Fricton called out the two residents on the elections committee, Mark Amick and Lisa Cauley, for lacking trustworthiness. He also suggested an alleged partisanship among the City Council.
“I know you’re all Republicans,” he said. “I don’t know if you’re deniers or not.”
Milton City Councilman Rick Mohrig, who was one of two councilmembers on the elections committee, later addressed Fricton’s concern over election security.
“This isn’t something that Milton can just come up with,” Mohrig said. “We have to follow what the state mandates.”
In other business at the Dec. 19 meeting, Milton Public Works Director Sara Leaders looked for direction on potential revisions to the city’s traffic calming program.

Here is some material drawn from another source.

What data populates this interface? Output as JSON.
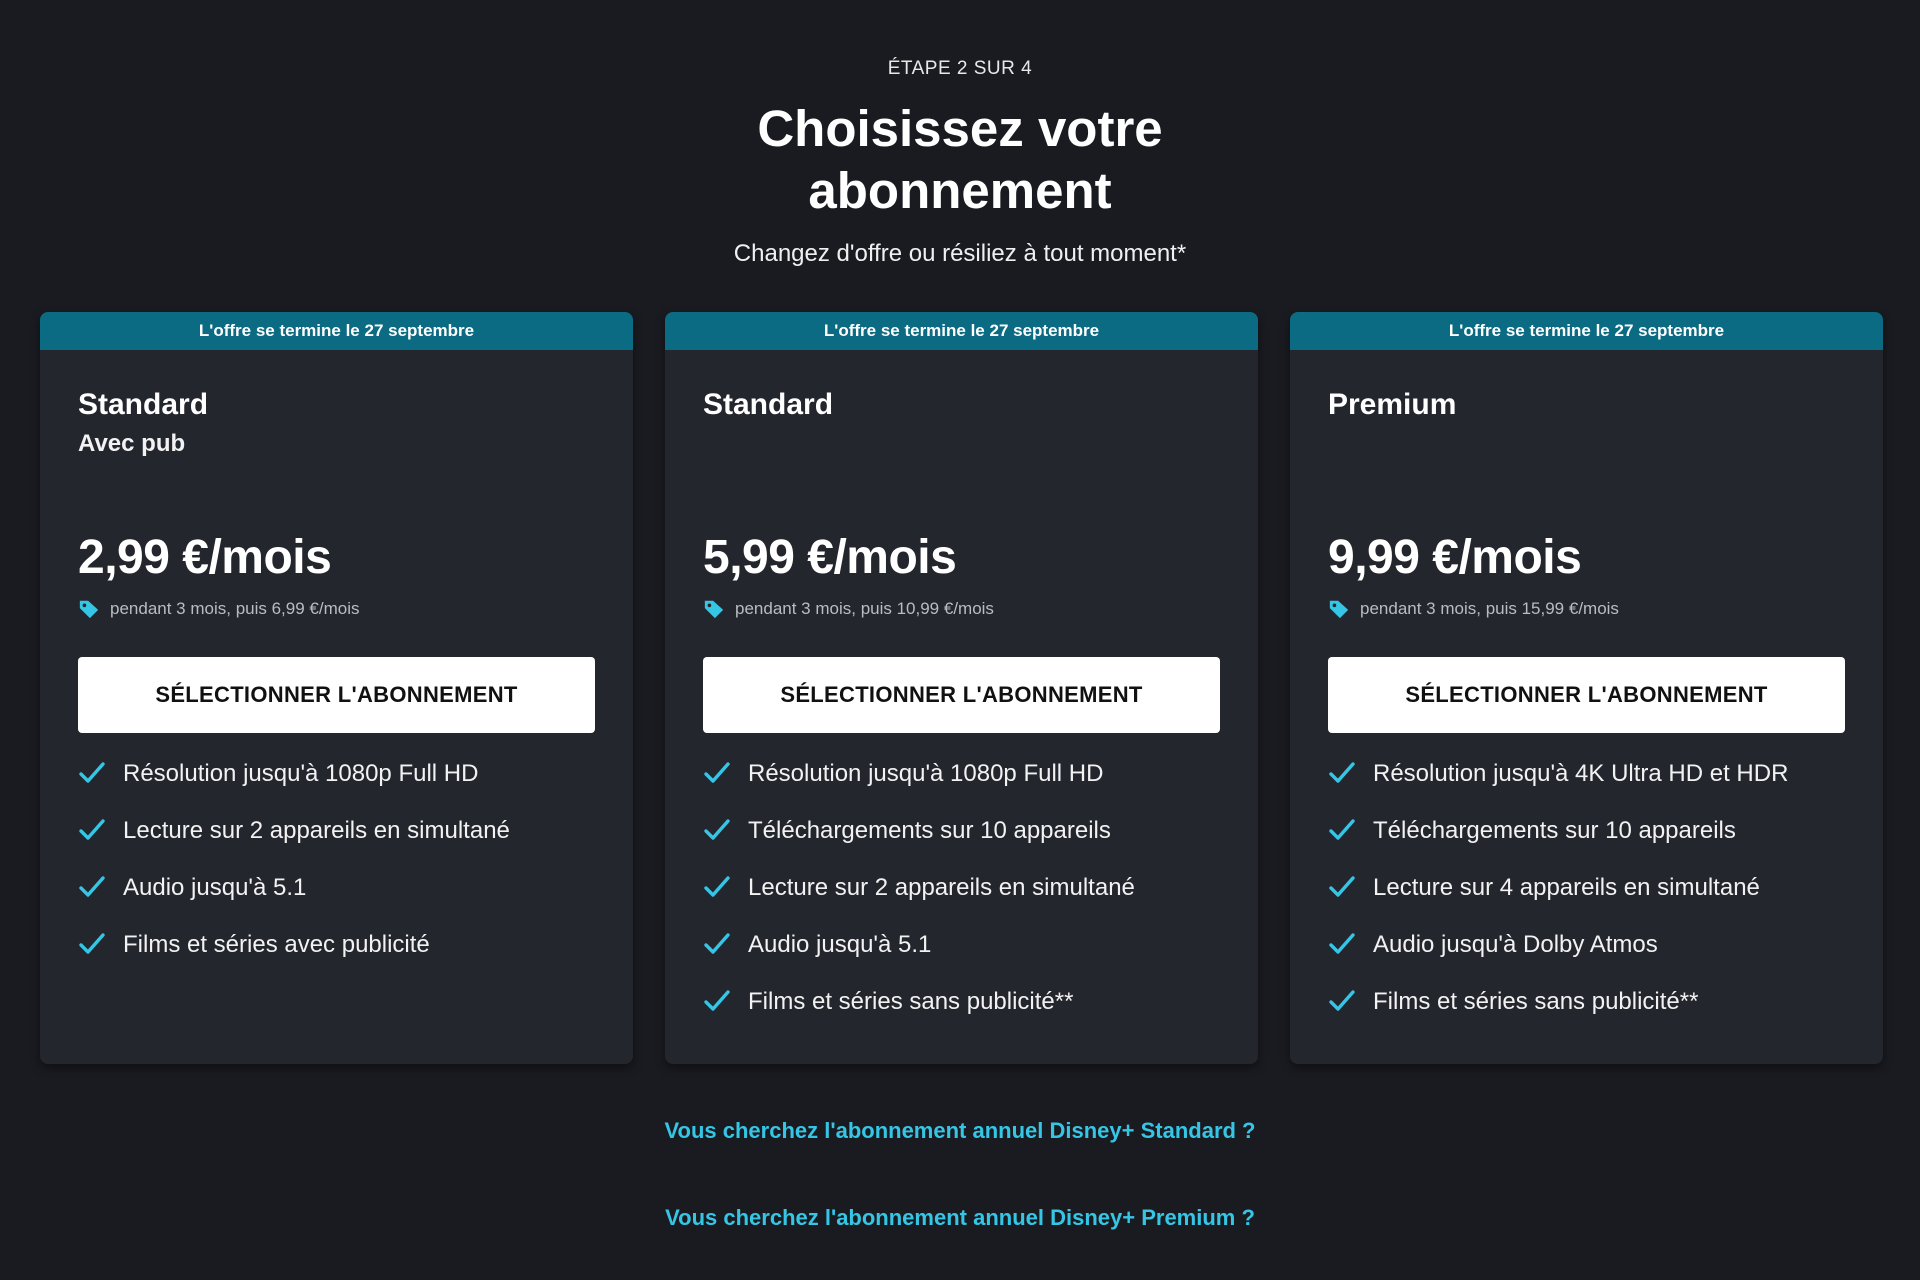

The program had been a highly contested issue earlier this year when the White Columns Homeowners Association installed radar feedback signs. At the time, HOAs were not required to petition the neighborhood before acting on their behalf.
The White Columns HOA sought the city’s cost-share agreement after installation, which was approved by the City Council in August.
Leaders asked for the City Council’s direction on whether to require neighborhood support of 67 percent and to remove the HOA provision in the city’s traffic calming program, which allows HOAs to act on behalf of the neighborhood. Other options were to eliminate the cost-share agreement altogether to make traffic calming a private issue or require the City Council’s approval on traffic calming measures.
Councilman Mohrig suggested striking out the HOA provision to ensure homeowner buy-in. He also said the city should keep the program but eliminate the cost-share agreement, one out of several sections in the ordinance.
Councilman Paul Moore agreed with Mohrig and said the neighborhood was not properly represented by the HOA.
Milton Mayor Peyton Jamison said he would like to exclude the City Council from HOA matters but supported the petition agreement.
Also at the Monday night meeting, the City Council extended a moratorium on development and design permits in the city’s Mayfield District to allow city staff time to develop the area’s zoning ordinance. The moratorium will end in June 2023.
“The last thing we want to do is to continue holding up the people’s property, so the sooner the better,” Mayor Jamison said.
Milton resident Sally Rich-Kolb opposed the extension because she had been waiting to sell her property.
“I’m not sure if this is ‘eminent domain,’ but it sure does feel like it,” Rich-Kolb said.